Оксана поглядела на нее в упор:
— Я много раз бывала в кино. И всегда после него бывало какое-нибудь «после». — и глядя на вспыхнувшую мордочку Мыши, безжалостно добавила. — Например, домой шла, ужинать и спать! Веришь, вот ни единого раза не оставалась в кинотеатре навсегда. — и помахивая портфелем, направилась к двери.
— Ты знаешь, что я совсем про другое говорю! — крикнула ей вслед Мышь.
— Не знаю. А про какое?
— Коваленко! — взвыла Мышь, за спиной раздался грозный, совсем не мышиный топот… и тут же его перекрыл крик «англичанки»:
— А ну стоять! Иди сюда, будешь самостоятельную переписывать!
— Почему? — Мышь взвыла снова, но уже совсем в другой тональности.
— Потому что списывать не надо! Вот здесь у тебя что? Из всего вашего класса время Perfect Continuous знает только Коваленко, остальные написали бы или в Perfect или в Continuous! Думаешь, учителя такие дураки и ничего не понимают? Ты на самом деле половины слов не знаешь, которые тут написаны!
— Можно подумать, мне когда-нибудь с англичанами разговаривать придется! — пробурчала Мышь.
— Никакие знания не бывают лишние! — взвилась англичанка. — Еще Антон Павлович Чехов сказал: «Сколько языков ты знаешь, столько раз ты человек!»44 Быстро садишься писать другой вариант, если не хочешь двойку!
Оксана показала Мыши язык и выскочила из класса. Побежала вниз по лестнице к выходу: свобода, свобода!
— А Коваленко — голая, гы! — врезаясь в нее всей массой, пробубнил здоровяк Радченко, и его оплывшее, как непропеченный блин, лицо расплылось в глумливой ухмылке.
Оксана ловко, как кошка, цапнула его кончиками пальцев за губы и крепко сжала:
— Тупой, так помалкивай, будет шанс за умного сойти. — и с неожиданной силой отпихнула Радченко от себя. Здоровяк стукнулся спиной об стену, замычал… замычал снова… в глазах его отразился ужас и… он вцепился обеими руками себе в челюсти, пытаясь разлепить намертво склеившиеся губы!
— Что-что? — разглядывая его как энтомолог трепещущую на кончике булавки бабочку, с интересом спросила Оксана. — Что ты там говоришь? Расскажешь? Ну-ну, попробуй… — и с хохотом поднырнув под его кулаком, выскочила за дверь. С другой стороны в захлопнувшуюся створку врезалась тяжелая туша. — Он когда-нибудь говорить теперь сможет? — и сама себе ответила. — Понятия не имею! — и подпрыгивая от полноты чувств, направилась прочь со школьного двора.
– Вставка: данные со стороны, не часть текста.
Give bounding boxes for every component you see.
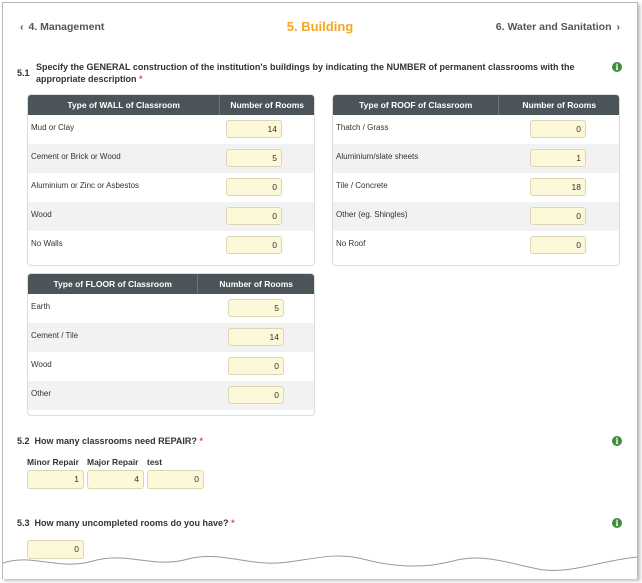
required-mark: * — [199, 436, 203, 446]
next-section-label: 6. Water and Sanitation — [495, 21, 612, 33]
required-mark: * — [231, 518, 235, 528]
row-label: Thatch / Grass — [336, 123, 389, 132]
torn-edge — [3, 555, 637, 579]
rooms-input[interactable]: 0 — [530, 120, 586, 138]
minor-repair-input[interactable]: 1 — [27, 470, 84, 489]
section-nav: ‹ 4. Management 5. Building 6. Water and … — [3, 17, 637, 37]
column-header: Number of Rooms — [219, 95, 314, 115]
question-text: Specify the GENERAL construction of the … — [36, 61, 581, 85]
rooms-input[interactable]: 18 — [530, 178, 586, 196]
table-row: Mud or Clay 14 — [28, 115, 314, 144]
field-label: Minor Repair — [27, 457, 79, 467]
question-label: How many classrooms need REPAIR? — [34, 436, 197, 446]
next-section-link[interactable]: 6. Water and Sanitation › — [496, 21, 625, 33]
chevron-right-icon: › — [616, 21, 621, 33]
table-row: Thatch / Grass 0 — [333, 115, 619, 144]
column-header: Type of FLOOR of Classroom — [53, 279, 172, 289]
table-row: Aluminium or Zinc or Asbestos 0 — [28, 173, 314, 202]
info-icon[interactable]: i — [612, 62, 622, 72]
roof-table: Type of ROOF of Classroom Number of Room… — [332, 94, 620, 266]
column-header: Type of WALL of Classroom — [67, 100, 180, 110]
row-label: Aluminium/slate sheets — [336, 152, 419, 161]
question-text: 5.2 How many classrooms need REPAIR? * — [17, 435, 203, 447]
question-text: 5.3 How many uncompleted rooms do you ha… — [17, 517, 235, 529]
table-row: Wood 0 — [28, 202, 314, 231]
table-row: Tile / Concrete 18 — [333, 173, 619, 202]
table-header: Type of WALL of Classroom Number of Room… — [28, 95, 314, 115]
table-row: Aluminium/slate sheets 1 — [333, 144, 619, 173]
wall-table: Type of WALL of Classroom Number of Room… — [27, 94, 315, 266]
rooms-input[interactable]: 0 — [530, 236, 586, 254]
table-row: No Walls 0 — [28, 231, 314, 260]
row-label: Cement or Brick or Wood — [31, 152, 121, 161]
row-label: Other (eg. Shingles) — [336, 210, 408, 219]
question-label: How many uncompleted rooms do you have? — [34, 518, 229, 528]
row-label: No Roof — [336, 239, 366, 248]
rooms-input[interactable]: 5 — [226, 149, 282, 167]
question-number: 5.2 — [17, 436, 30, 446]
form-panel: ‹ 4. Management 5. Building 6. Water and … — [2, 2, 638, 579]
row-label: Cement / Tile — [31, 331, 79, 340]
rooms-input[interactable]: 14 — [226, 120, 282, 138]
test-input[interactable]: 0 — [147, 470, 204, 489]
rooms-input[interactable]: 14 — [228, 328, 284, 346]
table-row: Cement or Brick or Wood 5 — [28, 144, 314, 173]
table-header: Type of ROOF of Classroom Number of Room… — [333, 95, 619, 115]
table-row: Cement / Tile 14 — [28, 323, 314, 352]
rooms-input[interactable]: 5 — [228, 299, 284, 317]
table-row: Other (eg. Shingles) 0 — [333, 202, 619, 231]
row-label: Earth — [31, 302, 51, 311]
row-label: Other — [31, 389, 52, 398]
rooms-input[interactable]: 0 — [226, 178, 282, 196]
question-label: Specify the GENERAL construction of the … — [36, 62, 575, 84]
column-header: Number of Rooms — [197, 274, 314, 294]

Передняя дверца звучно хлопнула и с водительского сидения даже не вышел, а скорее «раскрылся», как складной метр, средних лет мужчина. Нелепая длинная фигура и грустная вытянутая физиономия делали его похожим на Дон Кихота, вместо бритвенного тазика напялившего сплющенную до состояния блина милицейскую фуражку. Старенькая форма, потрепанная, будто хозяин в ней регулярно через лес продирался, висела мешком и общий слегка затрапезный вид был вдвойне нелеп на фоне новехонькой, аж блестящей машины, из которой он вылез.
— Ого, дядька Мыкола, а серьезно вы прибарахлились! — майор с интересом разглядывая вытянутые обводы белоснежной «Волги». — Растет, растет благосостояние советских богатырей!
— Та отож, з месяц назад целый караван «контрабасов»45 булавами приголубили. — ответил на рукопожатие приезжий. — Богатый хабар везли: берныклей мороженых два грузовика, яды жабий да кроличий, воду мертвую и живую в скляницах. Веришь, вовкулаче, до работорговли докатились: двух котят говорящих у батькив скрали да у нас тут запродать хотели!
— Вот же люди, чтоб им кот ученый и днем и ночь! — осуждающе покачал головой майор.
— Кабы люди! Абраксасы! Морды петушиные, а туда же! — дядька Мыкола неприязненно сплюнул. — Одна радость: котят возвернули, а з иншего конфиската авто для заставы и прикупили. Вольх Всеславич ци авто свого имени дюже поважает! — он ободряюще похлопал «Волгу» по крылу. — Ладно, давай вже до справы, вовче!